This Year, Resolve to Make a Habit Out of Conversations with Customers

2020

Countless brands talk about customer centricity as being a part of their culture, and that trend is growing. Forrester predicts that the number of customer experience (CX) executives will grow by 25% in 2020 as “CX initiatives move out of the experimental phase and prove their contributions to top- and bottom-line growth.”

However, Forrester continues, many will “find themselves in a tenuous position” if they fail to reach new levels of influence among customers. Many do struggle with operationalizing the actions necessary to realize this goal across their organization. Brands must create new habits among teams and stakeholders by regularly connecting with consumers for deeper insights.

Adapt Business Processes to Include Customer Conversations

Central to the success of any new product is how well it addresses a consumer need. Often, innovation teams have served as “voice of the customer” champions within their organizations. However, this has meant that inviting consumers into the process tends to be limited to the early ideation stages of new product development, rather than incorporated into everyday best practices.
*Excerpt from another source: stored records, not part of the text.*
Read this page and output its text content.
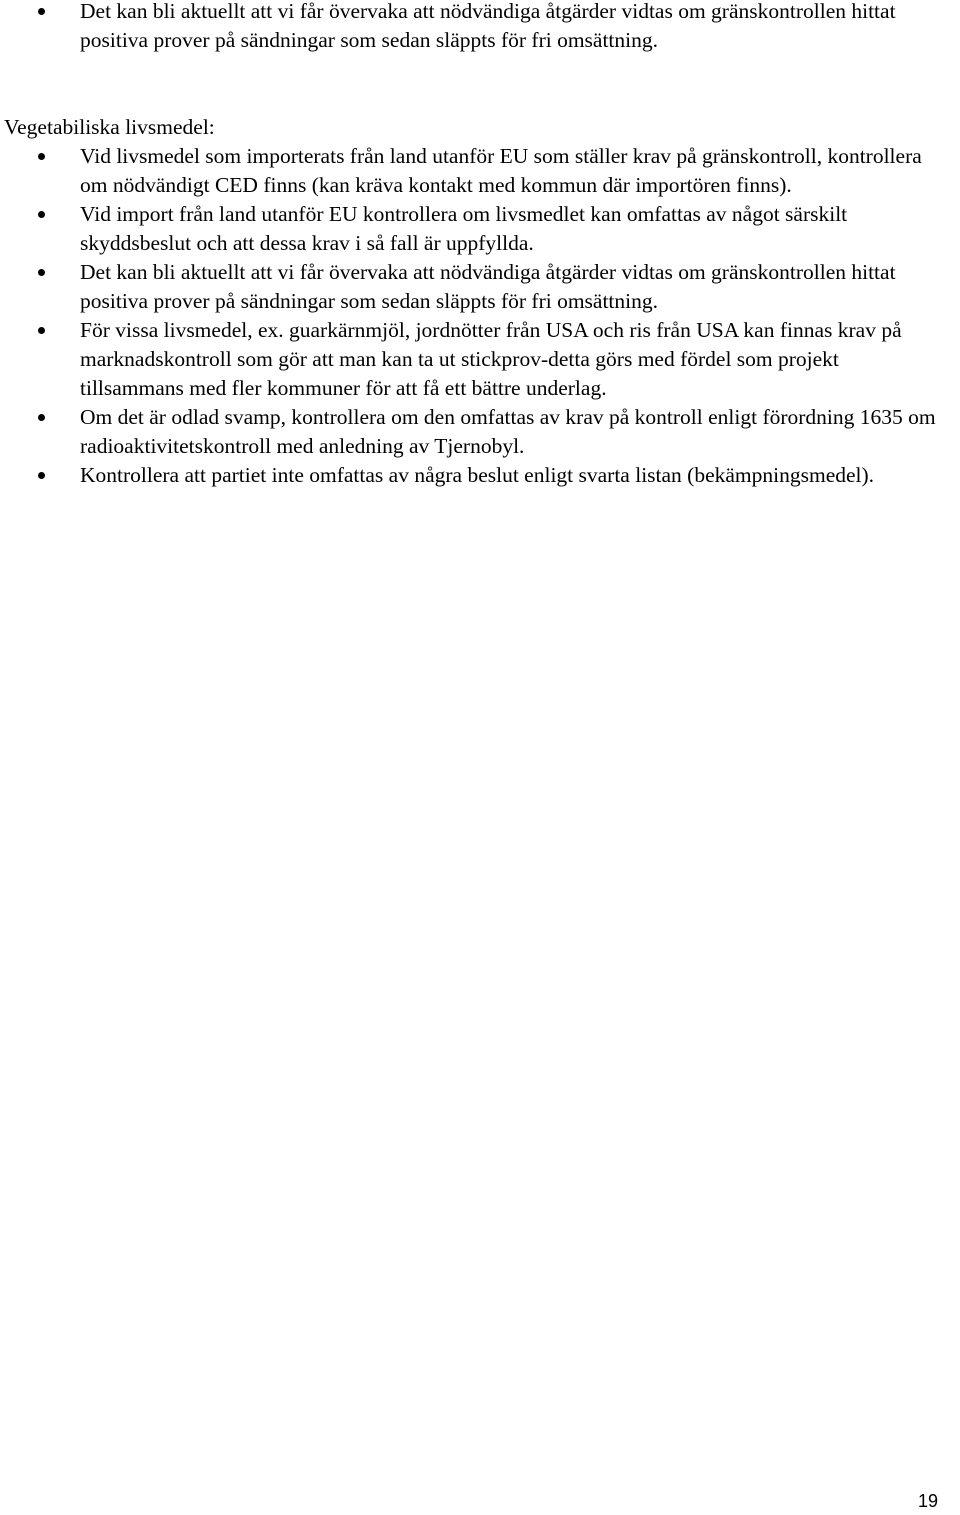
Det kan bli aktuellt att vi får övervaka att nödvändiga åtgärder vidtas om gränskontrollen hittat positiva prover på sändningar som sedan släppts för fri omsättning.
Vegetabiliska livsmedel:
Vid livsmedel som importerats från land utanför EU som ställer krav på gränskontroll, kontrollera om nödvändigt CED finns (kan kräva kontakt med kommun där importören finns).
Vid import från land utanför EU kontrollera om livsmedlet kan omfattas av något särskilt skyddsbeslut och att dessa krav i så fall är uppfyllda.
Det kan bli aktuellt att vi får övervaka att nödvändiga åtgärder vidtas om gränskontrollen hittat positiva prover på sändningar som sedan släppts för fri omsättning.
För vissa livsmedel, ex. guarkärnmjöl, jordnötter från USA och ris från USA kan finnas krav på marknadskontroll som gör att man kan ta ut stickprov-detta görs med fördel som projekt tillsammans med fler kommuner för att få ett bättre underlag.
Om det är odlad svamp, kontrollera om den omfattas av krav på kontroll enligt förordning 1635 om radioaktivitetskontroll med anledning av Tjernobyl.
Kontrollera att partiet inte omfattas av några beslut enligt svarta listan (bekämpningsmedel).
19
“Organizations [often] mirror their in-house processes towards the customer without regard to whether this makes sense for the customer,” says Deloitte. “You can become better at designing experiences by adopting a customer mindset. Apply curiosity and empathy to understand what your customer really wants and use creativity to reimagine the experience.”

Regular, democratized access to consumers can empower innovation leads, researchers, marketers, brand managers, and all stakeholders in the brand’s success. Deloitte recommends that brands “execute some of the research yourself, preferably when talking with and listening to real customers. This is where you will get the most interesting insights and get into the skin of the customer.” A regular, repeatable process for engaging consumers and developing a greater understanding of consumers’ needs in this way enables the organization to build and deliver better, more successful products and customer experiences.

A Platform That Makes It Easier to Form These Good Habits

But how can brands achieve this practically and at scale; and how can they embed the process as a habit in the way all teams approach their daily activities? Without a practical platform to enable consumer conversations, interactions with consumers are often compartmentalized—they are not practical or affordable at scale, nor could stakeholders access the results for further analysis and activation. 

Fortunately, such a platform exists. Discuss.io empowers both trained researchers and other stakeholders to access consumers for ad hoc, spontaneous conversations. Using live video, Discuss.io is fast and easy for consumers to access for conversations in their own environments, no matter where they are in the world.

Start by Understanding the Power of Habit

Brands must harness such tools to institutionalize the practice of having stakeholders regularly connect and talk with customers. But how can leaders ensure regular consumer engagement becomes a central part of their marketing and innovation habits?  

In his book The Power of Habit, Pulitzer-Prize winning reporter Charles Duhigg says that there are three main components to habit formation: cue, routine, and reward. He described these phenomena in an interview with Harvard Business Review:

There’s a cue, which is like a trigger for the behavior to start unfolding; a routine, which is the habit itself, the behavior, the automatic sort of doing what you do when you do a habit; and then at the end, there’s a reward. And the reward is how our neurology learns to encode this pattern for the future . . . Most people, when they think about habits, they focus on the behavior or the routine. But what we’ve learned is that it’s the cue and the reward that really determine why a habit unfolds.

The routine, in this case, is speaking with consumers on a regular basis. At Discuss.io, we have seen firsthand how companies can successfully cue these essential conversations. Some teams mandate consumer conversations before strategic meetings to better inform their decisions. One vice president schedules regionally appropriate conversations before traveling abroad to build his comprehension of that culture. Others regularly and proactively schedule consumer conversations for all their team members.

As consumer conversations become a habit among brands’ stakeholder teams, they become a natural part of business processes. Once champions and advocates perceive and socialize their value throughout the organization, routine can take hold. The reward? Deeper consumer understanding and the discovery of key insights, which can inform decision-making and result in better products, improved consumer experiences, and more successful marketing.